Occasionally we work with a client who really likes to buy individual stocks. The client might have anywhere from a handful of stocks to several dozen in their portfolio. It’s usually a bit of a hodgepodge. Often, they’ve had a taste of success with their investments. Maybe they bought and held Apple or Amazon stock over several years. Or maybe they inherited stock grandma bought in Walmart when it operated just a few dozen stores in Arkansas.
Those unusual success stories can be a double-edged sword. Yes, the client made some money and that’s fantastic. Often, though, that anecdotal success makes them believe it’s possible to beat the stock market. It’s the reason casinos are happy to see people walk away from a weekend in Vegas with winnings in their pockets. They’ll keep coming back.
Many of us at Aptus have experience in stock research. We’ve seen how the sausage is made on Wall Street and we can say with some confidence that you can’t beat the Street—you are much better off investing in broad index funds. It may be possible to beat the stock market, but if you’re spending time reading this blog, you probably aren’t going to be the one that will beat it.
Sorry, we don’t want to disrespect you. If you’re reading this blog, you’re extremely intelligent [of course]. It’s just hard to consistently and systematically pick a portfolio of individual stocks that beats a simple index fund over time. There are a ton of reasons why this is the case, but we’ll focus on three: market efficiency, competition from professionals and positive skew.
In the mid-1960s, Eugene Fama and other academics developed the Efficient Market Hypothesis (EMH) asserting that stocks always trade at their fair value. This is not to say they trade at the “correct” value, because the future is inherently unknown, but rather they trade at a best estimate of fair value given all currently available information. In the EMH’s strongest form, it would be impossible to find an undervalued stock because the market is constantly adjusting to all public and even private information. There have been many “anomalies” detected in the hypothesis, but the general concept was and still is widely accepted as true. It’s nearly impossible to outguess the market price of individual stocks.
What’s mind-blowing about the EMH is how strong the evidence was that you couldn’t beat the market in the 1960s. Before Excel. Before the Internet. Before Moore’s Law computing. Before SEC fair disclosure regulations. Before artificial intelligence. Before hedge funds. Arguably before professional money management even existed. There were a few hundred CFA charterholders in 1965. Today there are around 200,000.

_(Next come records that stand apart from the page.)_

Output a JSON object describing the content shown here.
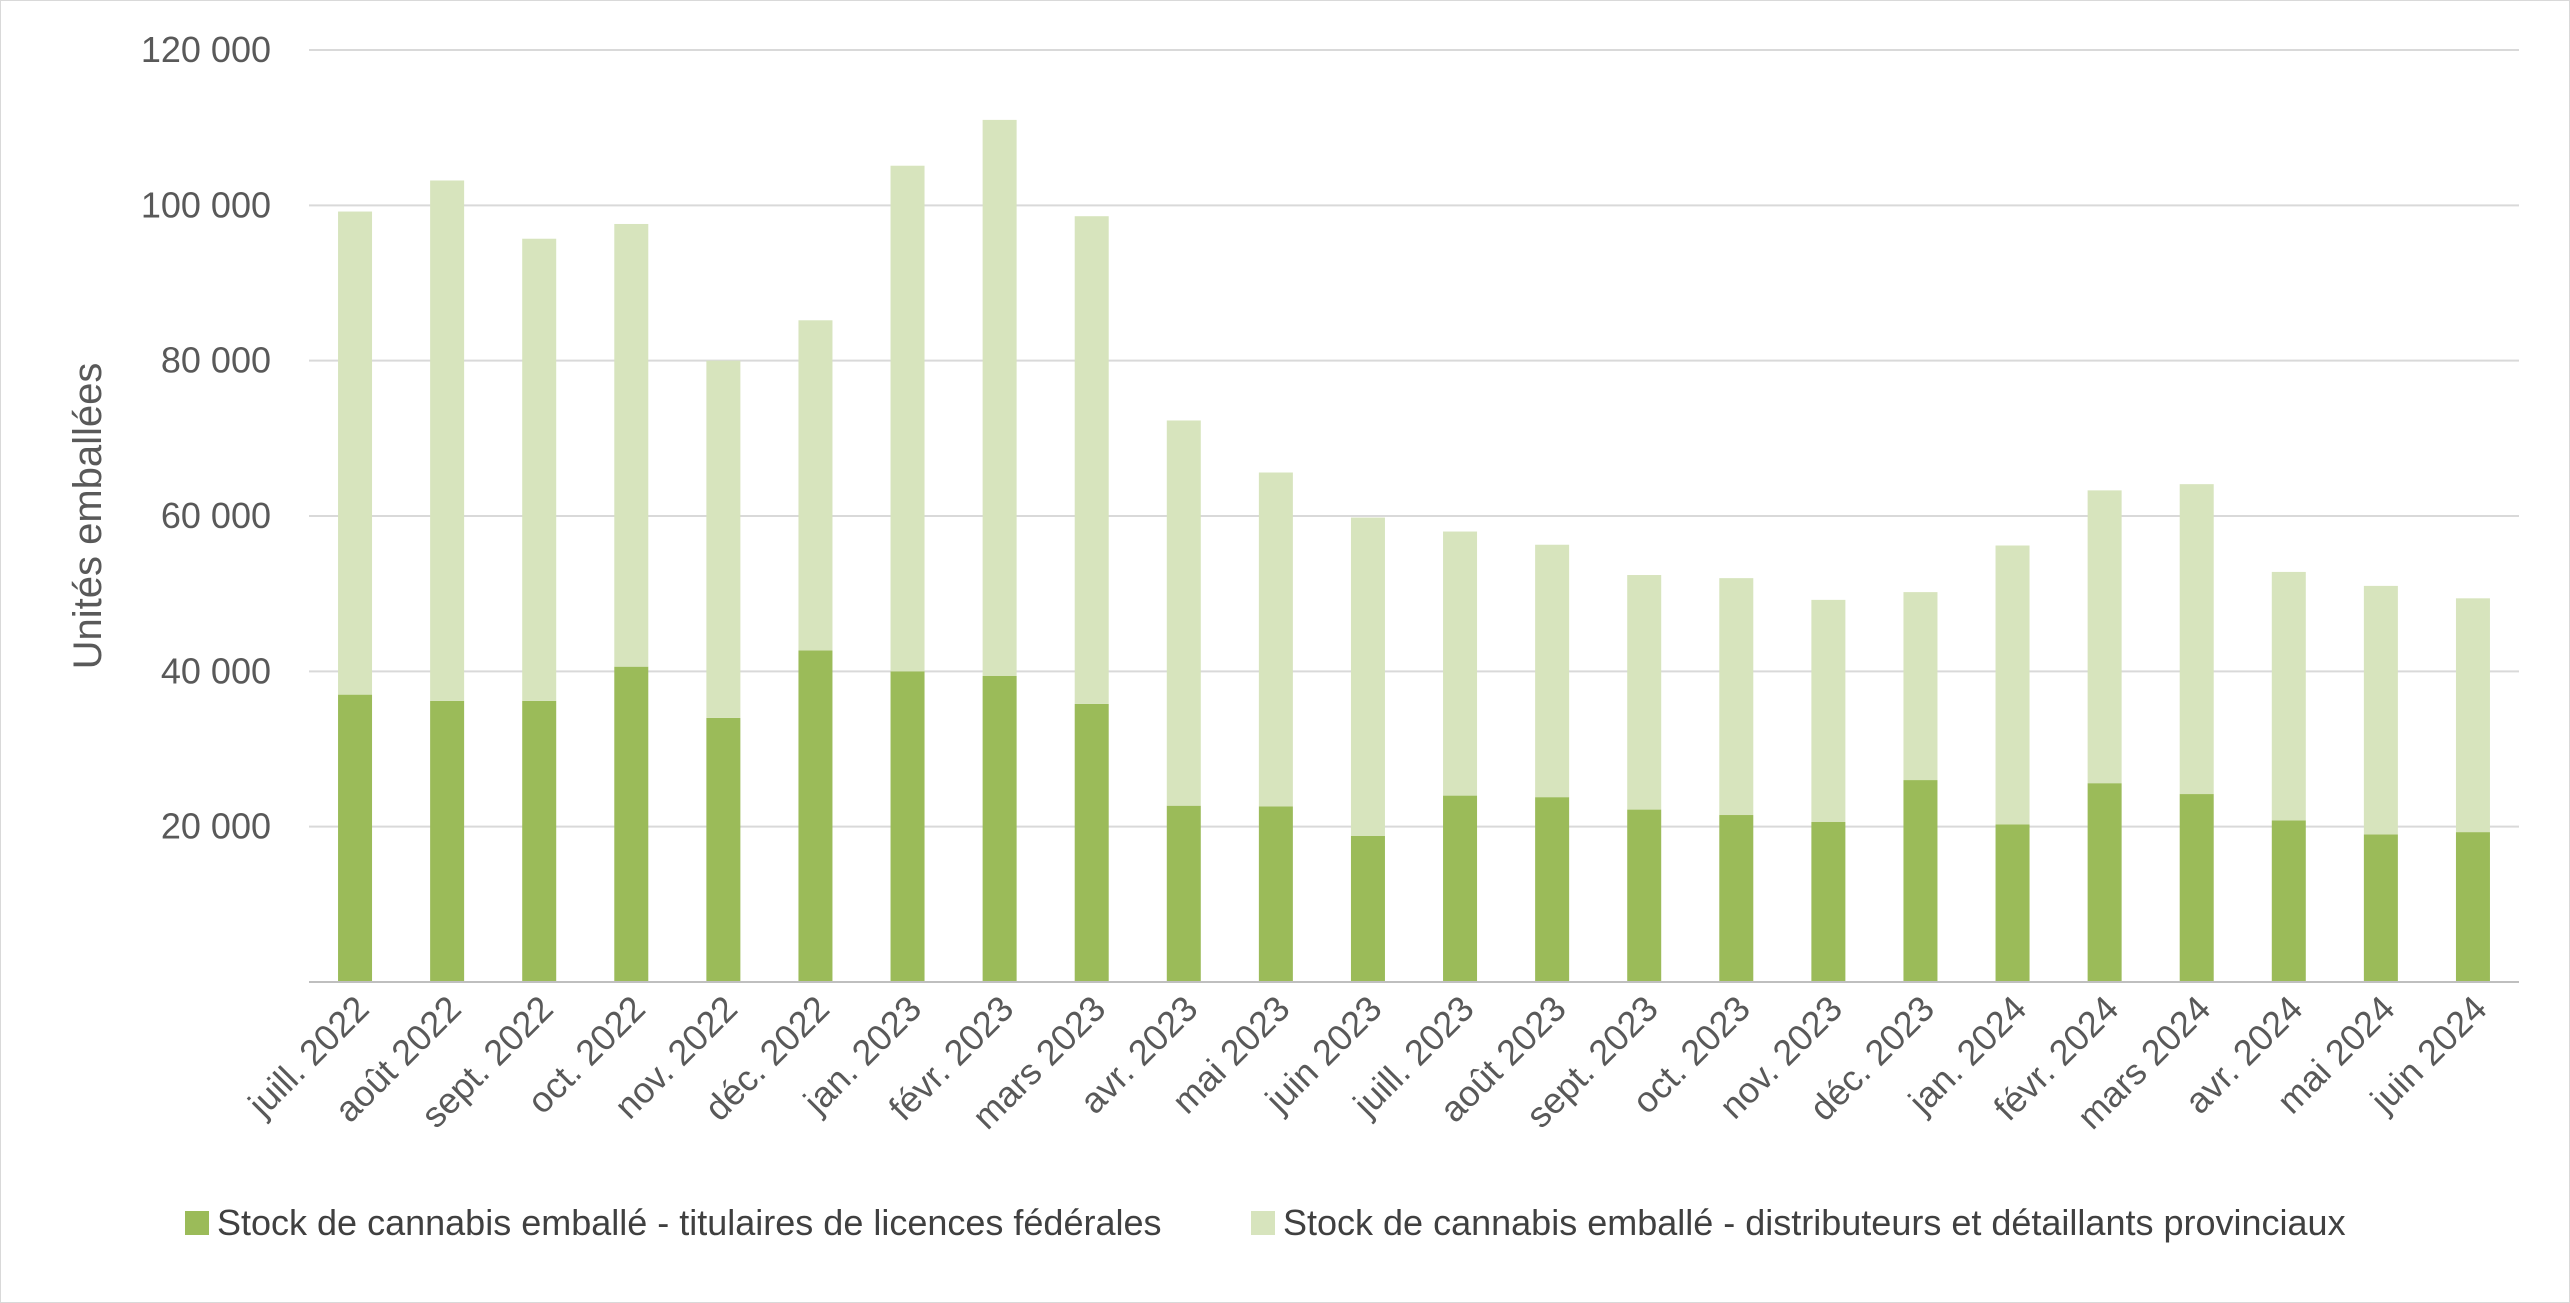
{
  "chart_data": {
    "type": "bar",
    "stacked": true,
    "title": "",
    "xlabel": "",
    "ylabel": "Unités emballées",
    "ylim": [
      0,
      120000
    ],
    "yticks": [
      0,
      20000,
      40000,
      60000,
      80000,
      100000,
      120000
    ],
    "ytick_labels": [
      "",
      "20 000",
      "40 000",
      "60 000",
      "80 000",
      "100 000",
      "120 000"
    ],
    "grid": true,
    "legend_position": "bottom",
    "categories": [
      "juill. 2022",
      "août 2022",
      "sept. 2022",
      "oct. 2022",
      "nov. 2022",
      "déc. 2022",
      "jan. 2023",
      "févr. 2023",
      "mars 2023",
      "avr. 2023",
      "mai 2023",
      "juin 2023",
      "juill. 2023",
      "août 2023",
      "sept. 2023",
      "oct. 2023",
      "nov. 2023",
      "déc. 2023",
      "jan. 2024",
      "févr. 2024",
      "mars 2024",
      "avr. 2024",
      "mai 2024",
      "juin 2024"
    ],
    "series": [
      {
        "name": "Stock de cannabis emballé - titulaires de licences fédérales",
        "color": "#9bbb59",
        "values": [
          37000,
          36200,
          36200,
          40600,
          34000,
          42700,
          40000,
          39400,
          35800,
          22700,
          22600,
          18800,
          24000,
          23800,
          22200,
          21500,
          20600,
          26000,
          20300,
          25600,
          24200,
          20800,
          19000,
          19300
        ]
      },
      {
        "name": "Stock de cannabis emballé - distributeurs et détaillants provinciaux",
        "color": "#d7e4bd",
        "values": [
          62200,
          67000,
          59500,
          57000,
          46000,
          42500,
          65100,
          71600,
          62800,
          49600,
          43000,
          41000,
          34000,
          32500,
          30200,
          30500,
          28600,
          24200,
          35900,
          37700,
          39900,
          32000,
          32000,
          30100
        ]
      }
    ]
  }
}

It’s exponentially more difficult to beat the market today than it was when the EMH was developed. Companies publish all relevant information online and stream all their presentations, which are dissected immediately by analysts and algorithms. With the democratization of information, it’s unlikely you are going to be the first to know.
There are enormous financial rewards to those who can find and exploit an informational edge. Historically most hedge funds charged “2 and 20,” or 2% of assets (their management fee) plus 20% of the fund’s returns (their performance fee). That has compressed to something more like 1.4 and 16.5 for the average hedge fund, but many established hedge funds are still charging performance fees of at least 20%. Think about that. A $1 billion hedge fund could make $20 million if the fund gains 10% in a year…on top of a $10 mil.-$20 mil. management fee!
The stakes are high and the budgets for hedge fund research can be astronomical. Hedge fund managers and analysts are talking to customers, suppliers, partners and anyone else who might have any information impacting stock prices. They’re paying experts and consultants to help them understand new product launches. They’re touring factories in China. They’re using satellite imagery to count cars in parking lots. It would be extremely challenging to beat them to a stone left unturned.
Many of our clients are just as sharp as our former hedge fund clients. But if you aren’t spending 60 hours a week and thousands (millions?) of dollars on research, are you really going to have a consistent informational advantage? If markets are not always efficient and there are opportunities to get an edge, you are probably not going to be the one that does so.
In 2017, Hendrik Bessembinder published a paper with the provocative title “Do Stocks Outperform Treasury Bills?” His study showed that the vast majority of stocks don’t. In fact, just 4% of stocks accounted for all the wealth creation in the stock market from 1926 to 2015. The other 96%, in aggregate, only matched the returns of the 1-month treasury bill.
Mind blown, once again.
How is this possible? Well, large positive returns are more frequent and more impactful than large negative returns. Losers tend to get washed out of the stock market relatively quickly while winners compound their returns over many years. Broad index funds, of course, own all the stocks in the market and so fully realize the returns from those big winners.
This creates a dilemma for folks trying to pick individual stocks. To beat a broad stock market index fund over an extended period, you need to identify, buy and hold most of those rare multi-year winners. In an efficient market with hedge funds scouring the planet for any informational edge, you need to consistently catch the bigguns and hang on. That’s not going to happen.
Hey, if you’ve had good luck picking your own stocks so far take a victory lap and celebrate. Then forget your individual stocks and buy index funds. If you’re hopelessly afflicted with the stock picking bug, which we totally get, set a small amount of money aside for trading. But don’t call it investing, call it entertainment.